A voz da consciência e da honra é bem fraca quando as tripas gritam (Diderot)

Na porta da pequena agência bancária ele surgiu. Muito magro, andrajoso, olhar de desespero. Pedia, ou melhor, implorava algum dinheiro, estava com muita fome. Repetia e repetia, os ouvidos que passavam não o ouviam. Invisível. Até que alguém se compadeceu e lhe deu uma pequena quantia. O homem se retirou, não sem antes agradecer a Jesus por aquela caridade. “Jesus é muito bom”, asseverou. Na penúria obscena, era-lhe impossível ocorrer a pergunta evidente: se Cristo é realmente uma boa alma, por que permite a degradação da miséria e de corpos famintos? Olhando a cena, não pude evitar a imagem de Primo Levi: era aquilo um homem?

Poucos metros adiante, uma igreja. Imponente. Ao lado de sua escadaria frontal, uma mulher dormia na calçada. Despertou devagarzinho e seu olhar me chamou a atenção. Era meio morto, desprovido de qualquer traço de esperança. Quase se arrastando vai até uma banca de jornais e pede, com o embaraço dos resignados, um pacote de biscoitos. Silêncio como resposta. Invisível. Afasta-se, preparada para mais um dia de triste sobrevivência.

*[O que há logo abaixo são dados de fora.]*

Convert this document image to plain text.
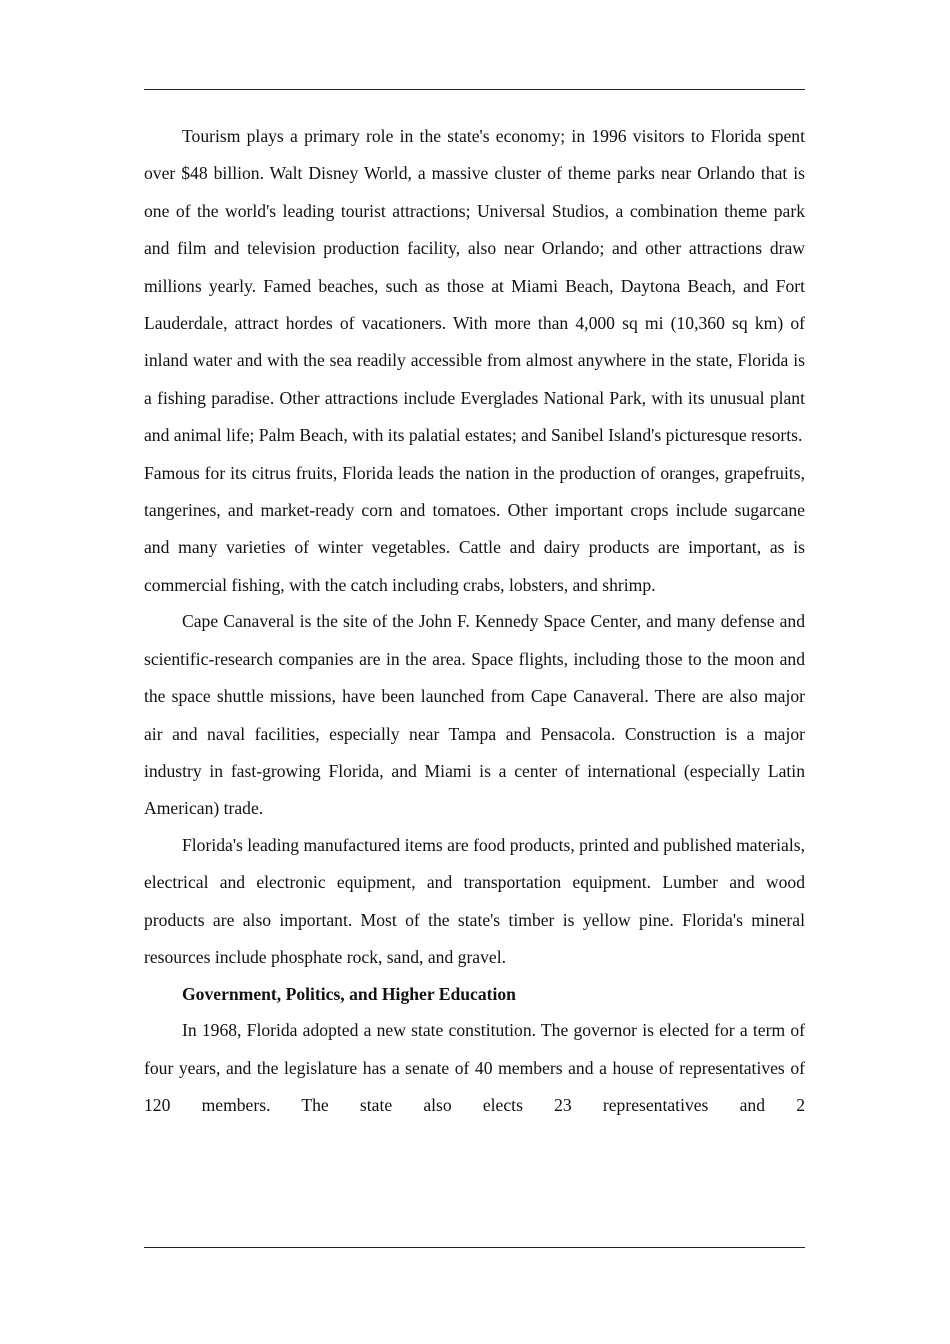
Tourism plays a primary role in the state's economy; in 1996 visitors to Florida spent over $48 billion. Walt Disney World, a massive cluster of theme parks near Orlando that is one of the world's leading tourist attractions; Universal Studios, a combination theme park and film and television production facility, also near Orlando; and other attractions draw millions yearly. Famed beaches, such as those at Miami Beach, Daytona Beach, and Fort Lauderdale, attract hordes of vacationers. With more than 4,000 sq mi (10,360 sq km) of inland water and with the sea readily accessible from almost anywhere in the state, Florida is a fishing paradise. Other attractions include Everglades National Park, with its unusual plant and animal life; Palm Beach, with its palatial estates; and Sanibel Island's picturesque resorts.

Famous for its citrus fruits, Florida leads the nation in the production of oranges, grapefruits, tangerines, and market-ready corn and tomatoes. Other important crops include sugarcane and many varieties of winter vegetables. Cattle and dairy products are important, as is commercial fishing, with the catch including crabs, lobsters, and shrimp.

Cape Canaveral is the site of the John F. Kennedy Space Center, and many defense and scientific-research companies are in the area. Space flights, including those to the moon and the space shuttle missions, have been launched from Cape Canaveral. There are also major air and naval facilities, especially near Tampa and Pensacola. Construction is a major industry in fast-growing Florida, and Miami is a center of international (especially Latin American) trade.

Florida's leading manufactured items are food products, printed and published materials, electrical and electronic equipment, and transportation equipment. Lumber and wood products are also important. Most of the state's timber is yellow pine. Florida's mineral resources include phosphate rock, sand, and gravel.

Government, Politics, and Higher Education

In 1968, Florida adopted a new state constitution. The governor is elected for a term of four years, and the legislature has a senate of 40 members and a house of representatives of 120 members. The state also elects 23 representatives and 2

Entre a agência bancária e a igreja, cruzo com famílias abrigadas do frio nas calçadas. Há cada vez mais gente se amontoando nas ruas, exércitos de miseráveis que buscam as sobras de uma sociedade que prefere ignorá-los. Exércitos desarmados, hospedeiros de uma revolta adormecida. O que acontecerá quando acordar? No tempo do Menino, costumávamos brincar quando o estômago gemia: “Tá com fome? Vai na rua, mata um homem e come”. Não devíamos nos espantar quando um desesperado rouba ou até mata para comer.

Enquanto o Abominável Homem das Trevas bravateia que o Brasil alimenta um bilhão de pessoas no mundo, surgem números da fome no Brasil. Cerca de 6 a cada 10 brasileiros convivem com algum grau de insegurança alimentar, isto é, “não possuem acesso físico, econômico e social a alimentos de forma a satisfazer suas necessidades” (definição da FAO). Aproximadamente 33 milhões de pessoas passam fome no país. Outro dado que chama a atenção. Em 2022, um a cada três brasileiros fez alguma coisa que lhe causou vergonha, tristeza ou constrangimento para conseguir alimento. Não é difícil imaginar que tipos de situações humilhantes/degradantes. Lembram do Gonzaguinha? “Mas doutor uma esmola/para um homem que é são/ou lhe mata de vergonha/ou vicia o cidadão”. Segundo um estudo da FGV, a proporção de brasileiros que não teve dinheiro para comer em algum momento em 2021 subiu quatro vezes mais do que a média dos 120 países pesquisados. Para adornar a torta letal, o IBGE informa que os 5% da população com menor renda, os mais pobres entre os pobres, tiveram queda de quase 34% no rendimento médio de 2020 para 2021.

Enquanto as hordas liberais vão despejando políticas econômicas que privilegiam os barões do capital, concentram renda e multiplicam o desespero, surgem aqui e acolá soluções mágicas para melancolias e carências. Verdade que são do ramo das Organizações Tabajara, mas vai que…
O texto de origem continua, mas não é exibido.